Cita seperti apakah itu? Apakah pelestarian budaya? Atau seperti apa? Jawabnya ya dan tidak. Ya untuk pelestarian budaya, tapi tidak apabila hanya pelestarian budaya. Apa yang bisa dilakukan seorang mahasiswa teknik untuk bisa melestarikan budaya? Apakah nantinya kita akan menjadi para seniman, pemusik, atau penari untuk melestarikan budaya ini? Tidak salah memang, tapi berdasarkan peran yang seharusnya kita lakukan, bukan sebatas itu yang bisa kita lakukan. Jadi, apa yang bisa kita lakukan?

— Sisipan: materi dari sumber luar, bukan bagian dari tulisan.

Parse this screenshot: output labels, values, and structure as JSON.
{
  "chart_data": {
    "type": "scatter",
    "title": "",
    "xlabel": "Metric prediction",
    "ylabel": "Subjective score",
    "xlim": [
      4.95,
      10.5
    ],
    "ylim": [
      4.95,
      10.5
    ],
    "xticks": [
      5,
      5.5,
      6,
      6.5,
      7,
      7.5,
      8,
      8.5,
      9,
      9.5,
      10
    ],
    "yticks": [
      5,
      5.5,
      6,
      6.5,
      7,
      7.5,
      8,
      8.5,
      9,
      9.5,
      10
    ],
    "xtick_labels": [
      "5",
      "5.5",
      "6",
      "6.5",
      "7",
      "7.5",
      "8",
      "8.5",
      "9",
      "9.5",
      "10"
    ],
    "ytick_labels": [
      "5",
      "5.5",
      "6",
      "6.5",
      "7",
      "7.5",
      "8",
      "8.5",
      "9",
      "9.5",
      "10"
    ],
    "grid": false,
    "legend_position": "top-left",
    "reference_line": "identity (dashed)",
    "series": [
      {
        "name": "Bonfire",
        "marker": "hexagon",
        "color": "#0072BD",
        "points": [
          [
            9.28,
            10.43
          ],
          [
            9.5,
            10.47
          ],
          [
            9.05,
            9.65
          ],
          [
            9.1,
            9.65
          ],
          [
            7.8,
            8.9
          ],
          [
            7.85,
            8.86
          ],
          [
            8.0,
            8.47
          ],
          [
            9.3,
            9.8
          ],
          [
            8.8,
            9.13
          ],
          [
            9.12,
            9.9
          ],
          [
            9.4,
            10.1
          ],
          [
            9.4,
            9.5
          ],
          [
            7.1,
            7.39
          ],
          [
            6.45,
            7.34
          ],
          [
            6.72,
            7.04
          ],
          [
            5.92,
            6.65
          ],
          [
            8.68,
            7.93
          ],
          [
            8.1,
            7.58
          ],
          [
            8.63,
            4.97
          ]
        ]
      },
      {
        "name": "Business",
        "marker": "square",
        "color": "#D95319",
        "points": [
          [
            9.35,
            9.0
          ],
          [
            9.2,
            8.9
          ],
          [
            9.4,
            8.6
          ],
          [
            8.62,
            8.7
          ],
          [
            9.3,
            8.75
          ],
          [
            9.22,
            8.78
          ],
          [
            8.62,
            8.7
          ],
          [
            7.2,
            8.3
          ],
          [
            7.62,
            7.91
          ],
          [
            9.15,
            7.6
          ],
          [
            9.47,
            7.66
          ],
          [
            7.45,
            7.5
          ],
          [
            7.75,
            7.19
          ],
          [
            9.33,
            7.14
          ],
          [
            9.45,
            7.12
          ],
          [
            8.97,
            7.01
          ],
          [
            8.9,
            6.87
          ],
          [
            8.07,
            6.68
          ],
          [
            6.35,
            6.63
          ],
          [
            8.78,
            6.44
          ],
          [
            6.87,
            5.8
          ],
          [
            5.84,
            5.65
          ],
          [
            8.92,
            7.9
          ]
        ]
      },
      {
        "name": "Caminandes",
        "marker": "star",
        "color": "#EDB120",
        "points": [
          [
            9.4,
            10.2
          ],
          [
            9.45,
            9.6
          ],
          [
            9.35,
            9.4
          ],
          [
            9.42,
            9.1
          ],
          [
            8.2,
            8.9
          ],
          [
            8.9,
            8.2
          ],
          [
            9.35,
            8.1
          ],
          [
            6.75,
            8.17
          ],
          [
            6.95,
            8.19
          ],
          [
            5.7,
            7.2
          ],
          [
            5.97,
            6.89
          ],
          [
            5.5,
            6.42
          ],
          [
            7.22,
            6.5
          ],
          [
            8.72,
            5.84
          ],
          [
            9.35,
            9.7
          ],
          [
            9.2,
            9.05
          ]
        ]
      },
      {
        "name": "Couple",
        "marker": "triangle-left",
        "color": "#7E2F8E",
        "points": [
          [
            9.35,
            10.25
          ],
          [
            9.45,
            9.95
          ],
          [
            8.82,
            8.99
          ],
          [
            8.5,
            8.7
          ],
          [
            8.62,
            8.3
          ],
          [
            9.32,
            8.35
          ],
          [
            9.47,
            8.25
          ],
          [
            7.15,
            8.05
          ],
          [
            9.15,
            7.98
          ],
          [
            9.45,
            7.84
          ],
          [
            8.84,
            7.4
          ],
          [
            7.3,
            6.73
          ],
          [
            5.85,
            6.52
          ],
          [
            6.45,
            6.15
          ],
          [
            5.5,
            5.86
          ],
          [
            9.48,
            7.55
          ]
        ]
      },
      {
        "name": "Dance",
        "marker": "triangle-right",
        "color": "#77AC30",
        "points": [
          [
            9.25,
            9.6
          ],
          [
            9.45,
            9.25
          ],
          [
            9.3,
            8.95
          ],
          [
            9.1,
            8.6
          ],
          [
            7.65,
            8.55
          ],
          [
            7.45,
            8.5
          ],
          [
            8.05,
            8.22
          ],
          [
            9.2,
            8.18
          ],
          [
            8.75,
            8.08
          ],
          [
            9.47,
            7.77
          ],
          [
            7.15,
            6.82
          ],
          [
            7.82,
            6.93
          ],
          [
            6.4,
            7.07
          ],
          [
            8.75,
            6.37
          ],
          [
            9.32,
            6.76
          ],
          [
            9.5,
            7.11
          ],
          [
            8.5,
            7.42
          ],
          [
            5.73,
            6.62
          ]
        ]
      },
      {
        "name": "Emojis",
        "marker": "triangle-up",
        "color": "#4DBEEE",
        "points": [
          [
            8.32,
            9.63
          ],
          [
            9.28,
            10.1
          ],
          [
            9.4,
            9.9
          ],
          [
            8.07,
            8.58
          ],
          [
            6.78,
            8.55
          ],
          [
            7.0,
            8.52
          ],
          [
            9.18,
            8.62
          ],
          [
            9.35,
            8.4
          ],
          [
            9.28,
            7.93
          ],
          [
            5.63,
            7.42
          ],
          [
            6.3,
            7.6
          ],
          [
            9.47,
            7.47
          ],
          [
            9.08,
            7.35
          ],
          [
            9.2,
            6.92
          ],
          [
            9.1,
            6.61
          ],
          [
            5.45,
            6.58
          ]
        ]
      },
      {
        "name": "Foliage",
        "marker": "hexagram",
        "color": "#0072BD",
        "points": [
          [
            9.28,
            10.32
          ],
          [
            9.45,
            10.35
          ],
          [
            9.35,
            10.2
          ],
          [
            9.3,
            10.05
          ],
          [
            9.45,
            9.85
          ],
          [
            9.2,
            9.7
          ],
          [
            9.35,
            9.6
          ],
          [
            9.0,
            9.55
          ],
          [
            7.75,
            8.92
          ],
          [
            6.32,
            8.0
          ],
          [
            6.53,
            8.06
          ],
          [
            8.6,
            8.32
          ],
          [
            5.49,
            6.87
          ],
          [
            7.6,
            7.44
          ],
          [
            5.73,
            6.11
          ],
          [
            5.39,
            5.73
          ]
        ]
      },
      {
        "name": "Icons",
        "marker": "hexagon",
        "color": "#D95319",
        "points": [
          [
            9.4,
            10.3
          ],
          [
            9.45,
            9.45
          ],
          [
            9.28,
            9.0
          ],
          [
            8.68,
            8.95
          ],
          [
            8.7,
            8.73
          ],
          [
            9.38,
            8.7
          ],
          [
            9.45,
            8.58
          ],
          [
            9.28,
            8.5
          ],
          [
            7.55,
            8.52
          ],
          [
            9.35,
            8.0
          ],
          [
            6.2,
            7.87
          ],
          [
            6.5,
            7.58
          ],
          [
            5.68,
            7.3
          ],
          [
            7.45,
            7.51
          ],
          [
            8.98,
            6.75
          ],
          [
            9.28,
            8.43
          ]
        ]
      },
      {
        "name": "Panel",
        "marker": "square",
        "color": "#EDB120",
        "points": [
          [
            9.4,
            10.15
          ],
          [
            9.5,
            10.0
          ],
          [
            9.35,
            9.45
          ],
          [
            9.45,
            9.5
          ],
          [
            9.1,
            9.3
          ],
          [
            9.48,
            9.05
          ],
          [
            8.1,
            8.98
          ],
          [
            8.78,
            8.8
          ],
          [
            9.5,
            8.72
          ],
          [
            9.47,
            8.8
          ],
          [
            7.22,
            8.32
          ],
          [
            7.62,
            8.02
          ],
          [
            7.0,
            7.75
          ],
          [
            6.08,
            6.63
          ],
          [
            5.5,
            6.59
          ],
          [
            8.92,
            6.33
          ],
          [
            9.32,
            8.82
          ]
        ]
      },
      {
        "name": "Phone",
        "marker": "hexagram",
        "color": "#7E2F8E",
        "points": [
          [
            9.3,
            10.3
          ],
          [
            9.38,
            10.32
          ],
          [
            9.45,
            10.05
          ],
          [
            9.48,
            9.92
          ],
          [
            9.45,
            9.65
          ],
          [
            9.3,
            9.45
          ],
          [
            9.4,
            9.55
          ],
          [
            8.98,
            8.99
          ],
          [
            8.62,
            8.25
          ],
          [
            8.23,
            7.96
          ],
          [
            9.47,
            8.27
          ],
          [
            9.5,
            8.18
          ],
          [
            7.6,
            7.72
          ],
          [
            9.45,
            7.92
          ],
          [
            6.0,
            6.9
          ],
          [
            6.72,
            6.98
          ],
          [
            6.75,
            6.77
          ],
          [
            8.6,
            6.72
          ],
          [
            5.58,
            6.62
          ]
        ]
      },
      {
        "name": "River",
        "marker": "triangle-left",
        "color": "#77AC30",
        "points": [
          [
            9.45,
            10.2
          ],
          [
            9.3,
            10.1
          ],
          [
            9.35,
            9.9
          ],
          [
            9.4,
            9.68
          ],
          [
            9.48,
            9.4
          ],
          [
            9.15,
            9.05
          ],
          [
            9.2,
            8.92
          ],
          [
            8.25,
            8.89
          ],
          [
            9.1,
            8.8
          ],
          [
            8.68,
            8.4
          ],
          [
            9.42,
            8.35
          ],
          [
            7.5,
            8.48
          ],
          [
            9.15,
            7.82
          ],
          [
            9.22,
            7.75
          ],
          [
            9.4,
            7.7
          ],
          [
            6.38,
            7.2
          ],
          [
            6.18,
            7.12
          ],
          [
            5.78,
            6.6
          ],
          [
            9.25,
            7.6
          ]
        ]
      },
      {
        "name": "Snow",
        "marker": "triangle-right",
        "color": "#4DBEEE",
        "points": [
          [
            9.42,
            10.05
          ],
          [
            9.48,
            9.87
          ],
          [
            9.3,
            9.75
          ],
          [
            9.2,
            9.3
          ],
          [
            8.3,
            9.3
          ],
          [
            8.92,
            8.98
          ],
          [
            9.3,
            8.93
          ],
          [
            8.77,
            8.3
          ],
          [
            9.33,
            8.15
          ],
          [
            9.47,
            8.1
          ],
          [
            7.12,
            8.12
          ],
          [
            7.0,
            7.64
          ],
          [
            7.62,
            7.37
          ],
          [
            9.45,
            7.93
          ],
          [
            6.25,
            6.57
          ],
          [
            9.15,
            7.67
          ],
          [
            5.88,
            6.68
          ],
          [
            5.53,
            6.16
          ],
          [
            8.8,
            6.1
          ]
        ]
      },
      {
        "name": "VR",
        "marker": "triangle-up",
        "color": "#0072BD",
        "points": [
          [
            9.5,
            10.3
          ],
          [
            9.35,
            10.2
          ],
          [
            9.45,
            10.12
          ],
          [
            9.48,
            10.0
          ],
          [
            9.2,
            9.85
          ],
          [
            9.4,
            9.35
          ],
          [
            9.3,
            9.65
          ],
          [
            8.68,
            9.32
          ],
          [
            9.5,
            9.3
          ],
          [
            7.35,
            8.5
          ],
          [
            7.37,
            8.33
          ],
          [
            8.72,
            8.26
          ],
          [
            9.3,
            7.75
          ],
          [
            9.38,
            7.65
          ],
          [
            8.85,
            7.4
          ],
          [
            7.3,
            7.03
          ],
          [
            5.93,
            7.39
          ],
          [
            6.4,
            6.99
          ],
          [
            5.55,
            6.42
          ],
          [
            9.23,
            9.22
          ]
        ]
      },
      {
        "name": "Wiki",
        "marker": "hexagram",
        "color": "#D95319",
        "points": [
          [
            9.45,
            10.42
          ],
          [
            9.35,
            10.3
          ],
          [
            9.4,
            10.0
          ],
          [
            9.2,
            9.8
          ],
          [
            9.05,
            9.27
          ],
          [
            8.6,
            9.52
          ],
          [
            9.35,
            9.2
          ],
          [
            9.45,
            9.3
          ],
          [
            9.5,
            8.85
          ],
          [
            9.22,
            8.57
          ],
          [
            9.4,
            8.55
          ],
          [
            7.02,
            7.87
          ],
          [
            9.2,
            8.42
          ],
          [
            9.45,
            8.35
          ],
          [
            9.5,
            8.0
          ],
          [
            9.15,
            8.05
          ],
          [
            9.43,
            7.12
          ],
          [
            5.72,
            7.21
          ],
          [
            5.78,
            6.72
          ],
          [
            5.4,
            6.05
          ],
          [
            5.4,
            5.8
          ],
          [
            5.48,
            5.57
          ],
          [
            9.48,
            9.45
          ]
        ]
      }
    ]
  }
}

Seperti yang  dianalogikan di awal tentang seseorang yang berumur 32 tahun, seharusnya yang kita lakukan sekarang tidaklah sebatas kita saja yang melestarikan budaya itu, tapi bagaimana agar orang lain juga melestarikan dan menghargai budaya itu. Bahkan juga bagaimana membuat budaya itu bisa dihargai di tempat asalnya, dan juga memancing orang-orang dari luar untuk ikut tertarik dan menikmati budaya itu. Akhirnya pelestarian budaya itu bisa berbuat banyak, tidak hanya membuat budaya itu tetap ada dan dilestarikan, tapi pelestarian budaya itu sendiri juga memberikan dampak yang baik bagi orang-orang yang melestarikannya, yaitu dengan peningkatan taraf hidup dan perekonomian mereka karena banyaknya orang-orang dari luar yang ingin menikmati budaya itu dengan datang ke tempat asal budaya itu. Berat dan luas cita itu, tapi memang begitulah, menurut kami. Itulah porsi yang seharusnya bisa kita kerjakan, agar kita tidak berhenti sebagai orang yang melestarikan saja, tapi juga membuat orang lain ikut menghargai dan melestarikan budaya itu.

Hal itulah yang menghasilkan kesimpulan bahwa cita itu mungkin baru akan terwujud nanti, tapi usaha-usaha yang kita lakukan sekarang bisa semakin mempercepat dan mempermudah terwujudnya cita itu nanti.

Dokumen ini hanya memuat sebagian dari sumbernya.